Et si la sauvegarde du français passait par l’impro?

Texte et photos par Juliette Straet

Une salle de spectacle bondée et sombre où de nombreux membres du public lèvent des cartons de vote colorés (verts et jaunes) pour choisir leur équipe préférée.

Il y a la LISTE, la FLIIP, et la célèbre LIM.

Ces trois acronymes, synonymes de rires, sont associés à des ligues d’improvisation du Manitoba qui réunissent des foules comme nulle part ailleurs au pays.

Cet art de scène permet aussi aux jeunes de développer un sentiment d’appartenance envers le français.

Portrait de l'improvisatrice Zara Ramlal, souriante, debout sur une scène devant un rideau violet illuminé de petites guirlandes lumineuses. Elle porte un chandail noir avec le logo "LIM".
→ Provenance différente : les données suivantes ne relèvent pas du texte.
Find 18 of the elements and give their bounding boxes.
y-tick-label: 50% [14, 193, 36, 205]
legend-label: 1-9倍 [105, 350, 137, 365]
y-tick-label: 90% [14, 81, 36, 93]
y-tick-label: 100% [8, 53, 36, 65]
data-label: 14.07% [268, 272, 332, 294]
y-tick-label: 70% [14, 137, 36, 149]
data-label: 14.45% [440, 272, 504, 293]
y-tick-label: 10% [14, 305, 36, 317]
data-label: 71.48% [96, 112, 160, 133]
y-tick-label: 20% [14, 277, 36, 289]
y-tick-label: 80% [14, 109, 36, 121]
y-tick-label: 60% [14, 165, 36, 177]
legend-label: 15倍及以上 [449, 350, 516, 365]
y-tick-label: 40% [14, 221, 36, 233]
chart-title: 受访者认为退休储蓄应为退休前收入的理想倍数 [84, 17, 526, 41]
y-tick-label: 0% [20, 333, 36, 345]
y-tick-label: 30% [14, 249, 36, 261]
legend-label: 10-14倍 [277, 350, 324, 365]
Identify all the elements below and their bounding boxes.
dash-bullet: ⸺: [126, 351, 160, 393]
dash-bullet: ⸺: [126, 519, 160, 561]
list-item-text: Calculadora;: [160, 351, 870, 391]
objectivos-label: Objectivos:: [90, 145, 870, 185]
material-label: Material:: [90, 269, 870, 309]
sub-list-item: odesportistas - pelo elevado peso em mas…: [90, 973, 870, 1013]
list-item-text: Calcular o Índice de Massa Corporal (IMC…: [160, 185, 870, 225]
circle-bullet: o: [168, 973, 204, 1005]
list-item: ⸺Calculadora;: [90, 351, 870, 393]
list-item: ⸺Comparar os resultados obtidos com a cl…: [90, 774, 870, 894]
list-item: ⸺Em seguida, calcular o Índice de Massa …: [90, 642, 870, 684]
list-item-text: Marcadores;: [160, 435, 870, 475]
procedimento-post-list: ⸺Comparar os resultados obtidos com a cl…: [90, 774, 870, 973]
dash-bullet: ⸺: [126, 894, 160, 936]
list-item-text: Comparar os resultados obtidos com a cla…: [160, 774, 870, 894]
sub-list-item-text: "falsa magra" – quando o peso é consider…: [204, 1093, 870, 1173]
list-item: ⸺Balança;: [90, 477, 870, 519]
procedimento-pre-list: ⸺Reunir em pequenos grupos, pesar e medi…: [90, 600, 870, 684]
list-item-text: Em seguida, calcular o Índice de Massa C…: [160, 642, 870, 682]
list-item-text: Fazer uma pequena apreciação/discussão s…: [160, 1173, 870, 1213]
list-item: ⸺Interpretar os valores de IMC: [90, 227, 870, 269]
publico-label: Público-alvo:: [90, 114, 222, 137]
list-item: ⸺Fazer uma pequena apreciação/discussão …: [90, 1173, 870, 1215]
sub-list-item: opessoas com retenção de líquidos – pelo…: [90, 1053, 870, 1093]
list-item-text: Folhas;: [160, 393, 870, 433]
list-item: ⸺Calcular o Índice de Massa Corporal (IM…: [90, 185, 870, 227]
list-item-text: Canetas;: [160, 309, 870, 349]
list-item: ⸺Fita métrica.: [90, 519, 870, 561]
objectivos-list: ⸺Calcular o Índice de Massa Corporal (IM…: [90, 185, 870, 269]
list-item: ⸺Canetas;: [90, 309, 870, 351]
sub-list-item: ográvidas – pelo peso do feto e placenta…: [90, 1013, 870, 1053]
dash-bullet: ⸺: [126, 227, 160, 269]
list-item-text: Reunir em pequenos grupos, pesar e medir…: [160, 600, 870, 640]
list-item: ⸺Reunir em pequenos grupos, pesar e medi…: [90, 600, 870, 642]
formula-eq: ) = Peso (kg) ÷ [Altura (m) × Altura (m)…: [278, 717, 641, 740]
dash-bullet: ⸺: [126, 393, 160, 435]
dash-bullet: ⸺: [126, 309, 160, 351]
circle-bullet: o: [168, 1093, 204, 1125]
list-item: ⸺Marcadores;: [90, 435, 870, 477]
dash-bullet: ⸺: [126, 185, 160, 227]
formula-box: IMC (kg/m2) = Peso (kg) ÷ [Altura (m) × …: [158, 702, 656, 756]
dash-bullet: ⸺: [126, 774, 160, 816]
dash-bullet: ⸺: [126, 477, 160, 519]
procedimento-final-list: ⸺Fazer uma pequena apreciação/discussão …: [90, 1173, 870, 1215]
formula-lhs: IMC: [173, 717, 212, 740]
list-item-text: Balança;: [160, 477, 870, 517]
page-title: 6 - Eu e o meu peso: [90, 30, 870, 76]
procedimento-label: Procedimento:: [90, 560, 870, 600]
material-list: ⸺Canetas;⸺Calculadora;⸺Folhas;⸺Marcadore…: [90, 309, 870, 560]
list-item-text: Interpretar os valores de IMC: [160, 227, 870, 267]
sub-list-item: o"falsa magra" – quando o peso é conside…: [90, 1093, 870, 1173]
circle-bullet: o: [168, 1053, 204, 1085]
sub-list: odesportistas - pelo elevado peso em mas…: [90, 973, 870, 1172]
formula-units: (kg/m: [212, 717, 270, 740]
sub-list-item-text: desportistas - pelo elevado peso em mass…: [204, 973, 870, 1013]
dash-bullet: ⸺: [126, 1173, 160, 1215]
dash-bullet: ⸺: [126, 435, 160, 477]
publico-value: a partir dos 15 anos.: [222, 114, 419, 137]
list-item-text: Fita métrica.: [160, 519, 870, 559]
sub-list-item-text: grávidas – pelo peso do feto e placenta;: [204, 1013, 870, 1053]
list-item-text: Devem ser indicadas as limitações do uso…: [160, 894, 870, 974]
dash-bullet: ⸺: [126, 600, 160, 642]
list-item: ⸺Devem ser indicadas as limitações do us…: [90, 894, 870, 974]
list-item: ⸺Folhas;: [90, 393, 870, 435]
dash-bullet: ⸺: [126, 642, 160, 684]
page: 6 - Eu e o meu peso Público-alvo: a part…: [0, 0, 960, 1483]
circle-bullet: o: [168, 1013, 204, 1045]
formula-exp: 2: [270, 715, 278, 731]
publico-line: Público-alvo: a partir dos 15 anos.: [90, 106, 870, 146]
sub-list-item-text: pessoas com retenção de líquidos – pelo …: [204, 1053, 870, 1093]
C'est un des groupes de personnes que j'ai dans ma vie avec qui je peux être complètement moi-même. Ça m'apporte beaucoup de joie, explique Zara Ramlal. La joueuse des Verts pour la Ligue d’improvisation du Manitoba (LIM) a commencé son aventure à l’école secondaire, il y a huit ans.

Zara Ramlal est assise dans une bibliothèque scolaire, faisant un geste de la main pour diriger un groupe de cinq adolescents assis en demi-cercle devant elle.

Désormais enseignante en immersion française, Zara Ramlal se souvient de l'effet qu'a eu l'improvisation sur elle, à l'adolescence. C'est pourquoi elle entraîne maintenant la relève.

Un groupe de personnes assises à des tables dans la pénombre, riant aux éclats en regardant une performance d'improvisation.

Les soirées de la LIM attirent chaque semaine des dizaines de personnes de toutes générations. Au fil des 35 saisons, le fait de rire en français a tissé une communauté, une famille, même, pour certains improvisateurs et certaines improvisatrices de longue date.

L'improvisatrice Maryse Gagné sur scène, portant un chandail orange de la LIM. Elle a la main près du visage et semble retenir un fou rire en pleine action.

C’est qu’on est drôle, revendique la capitaine de l’équipe des Jaunes, Maryse Gagné, certaine que l’humour saveur Manitoba est la clé du succès de la LIM. Les accents sont propres à la province, et les références à des lieux et événements emblématiques de la francophonie manitobaine, comme le Festival du Voyageur et les Jardins St-Léon, sont fréquentes.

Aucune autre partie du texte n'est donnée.